Photo credit of tar sands facility in Fort McMurray, Alberta: Kris Krüg; CC BY 2.0 |
Hundreds of
thousands of hectares of Canadian tundra have been indefinitely scarred. Heavy industrial chemicals contaminate the landscape
and insufficiently stored hydrocarbons remain suspended in vast bodies of
water. These toxic cesspools, which are given the less controversial name tailings
ponds by industry, are often found in historic wetland areas. Subsequently, countless
numbers of migratory birds die upon becoming contaminated after landing in this
liquid effluent. Further, carcinogenic chemicals have been found to leak their contents
into surrounding freshwater sources.
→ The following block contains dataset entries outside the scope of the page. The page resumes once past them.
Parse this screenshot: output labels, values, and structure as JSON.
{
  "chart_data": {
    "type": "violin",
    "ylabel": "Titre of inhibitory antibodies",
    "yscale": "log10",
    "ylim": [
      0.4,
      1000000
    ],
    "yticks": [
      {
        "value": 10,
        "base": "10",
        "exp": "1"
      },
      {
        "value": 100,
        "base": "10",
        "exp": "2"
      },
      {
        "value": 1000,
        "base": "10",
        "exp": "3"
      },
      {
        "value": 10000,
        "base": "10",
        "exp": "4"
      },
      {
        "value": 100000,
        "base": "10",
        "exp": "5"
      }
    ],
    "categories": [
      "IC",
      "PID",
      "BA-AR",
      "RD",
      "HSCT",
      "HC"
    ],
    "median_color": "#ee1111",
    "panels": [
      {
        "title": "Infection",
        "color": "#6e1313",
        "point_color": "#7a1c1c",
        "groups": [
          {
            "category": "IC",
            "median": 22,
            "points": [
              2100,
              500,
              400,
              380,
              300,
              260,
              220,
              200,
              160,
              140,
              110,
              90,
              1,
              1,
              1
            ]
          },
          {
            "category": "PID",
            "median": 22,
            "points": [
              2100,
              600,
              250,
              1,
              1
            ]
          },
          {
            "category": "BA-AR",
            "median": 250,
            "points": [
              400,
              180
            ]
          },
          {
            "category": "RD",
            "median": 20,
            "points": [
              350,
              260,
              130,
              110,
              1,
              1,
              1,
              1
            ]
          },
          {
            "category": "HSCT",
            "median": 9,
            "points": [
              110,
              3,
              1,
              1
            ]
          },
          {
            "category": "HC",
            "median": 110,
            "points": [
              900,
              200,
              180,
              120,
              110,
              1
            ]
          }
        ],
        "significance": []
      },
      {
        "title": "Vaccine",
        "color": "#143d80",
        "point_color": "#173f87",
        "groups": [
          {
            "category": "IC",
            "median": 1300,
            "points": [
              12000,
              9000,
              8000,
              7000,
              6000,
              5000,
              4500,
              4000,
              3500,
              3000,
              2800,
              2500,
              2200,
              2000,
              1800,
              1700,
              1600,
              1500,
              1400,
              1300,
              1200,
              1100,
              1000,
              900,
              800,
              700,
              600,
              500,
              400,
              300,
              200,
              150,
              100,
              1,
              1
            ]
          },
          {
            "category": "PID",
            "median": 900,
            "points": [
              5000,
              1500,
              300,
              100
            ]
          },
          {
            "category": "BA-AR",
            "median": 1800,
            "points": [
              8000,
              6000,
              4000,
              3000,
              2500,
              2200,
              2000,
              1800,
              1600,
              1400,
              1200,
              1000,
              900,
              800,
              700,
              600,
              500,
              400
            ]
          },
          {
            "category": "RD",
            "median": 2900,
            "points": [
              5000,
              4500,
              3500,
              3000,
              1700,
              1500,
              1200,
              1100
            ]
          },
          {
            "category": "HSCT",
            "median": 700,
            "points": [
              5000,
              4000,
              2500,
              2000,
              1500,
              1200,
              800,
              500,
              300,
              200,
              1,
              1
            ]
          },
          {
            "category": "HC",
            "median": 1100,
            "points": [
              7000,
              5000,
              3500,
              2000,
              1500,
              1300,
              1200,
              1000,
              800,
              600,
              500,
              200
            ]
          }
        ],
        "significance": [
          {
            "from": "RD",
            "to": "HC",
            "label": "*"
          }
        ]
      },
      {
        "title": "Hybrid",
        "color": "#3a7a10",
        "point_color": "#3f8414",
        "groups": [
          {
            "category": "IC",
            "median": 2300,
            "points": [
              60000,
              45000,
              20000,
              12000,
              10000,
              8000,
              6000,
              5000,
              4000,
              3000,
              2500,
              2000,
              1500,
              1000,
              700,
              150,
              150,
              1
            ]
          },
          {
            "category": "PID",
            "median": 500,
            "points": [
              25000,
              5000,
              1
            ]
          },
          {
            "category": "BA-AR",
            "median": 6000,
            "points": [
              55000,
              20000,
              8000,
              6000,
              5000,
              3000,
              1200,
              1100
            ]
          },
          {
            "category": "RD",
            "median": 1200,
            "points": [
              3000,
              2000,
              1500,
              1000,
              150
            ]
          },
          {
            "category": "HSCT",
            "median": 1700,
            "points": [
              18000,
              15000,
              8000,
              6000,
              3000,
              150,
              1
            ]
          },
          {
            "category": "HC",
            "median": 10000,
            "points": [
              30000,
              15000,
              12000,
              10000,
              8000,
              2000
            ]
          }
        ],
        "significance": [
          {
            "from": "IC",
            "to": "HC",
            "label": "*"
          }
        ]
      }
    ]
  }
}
Such leaches and breaches impact more than
just aquatic life, but also land animals and human populations, many of whom
are indigenous peoples, that rely on these rivers and streams for food and
water.
Why is this environmental travesty permitted to continue?
Royal Oil.
Canada’s tar
sands operations require such immense amounts of energy to extract, refine and transport
the product, bitumen, that these
operations are the country’s largest
Green House Gas (GHG) contributor. According to reports, tar sand oil
emits 111 more kilograms of carbon per barrel than
the average barrel of oil refined in America, making it the
dirtiest of oils. Environmental
impacts from Canada’s tar sands bring consequences that far surpass the air
pollution created from burning oil product. Further, the growth in tar sands operations
over the last decade have transformed a swath of Earth’s largest-land based
carbon sink (the Boreal Forest) into a humungous carbon belching wasteland.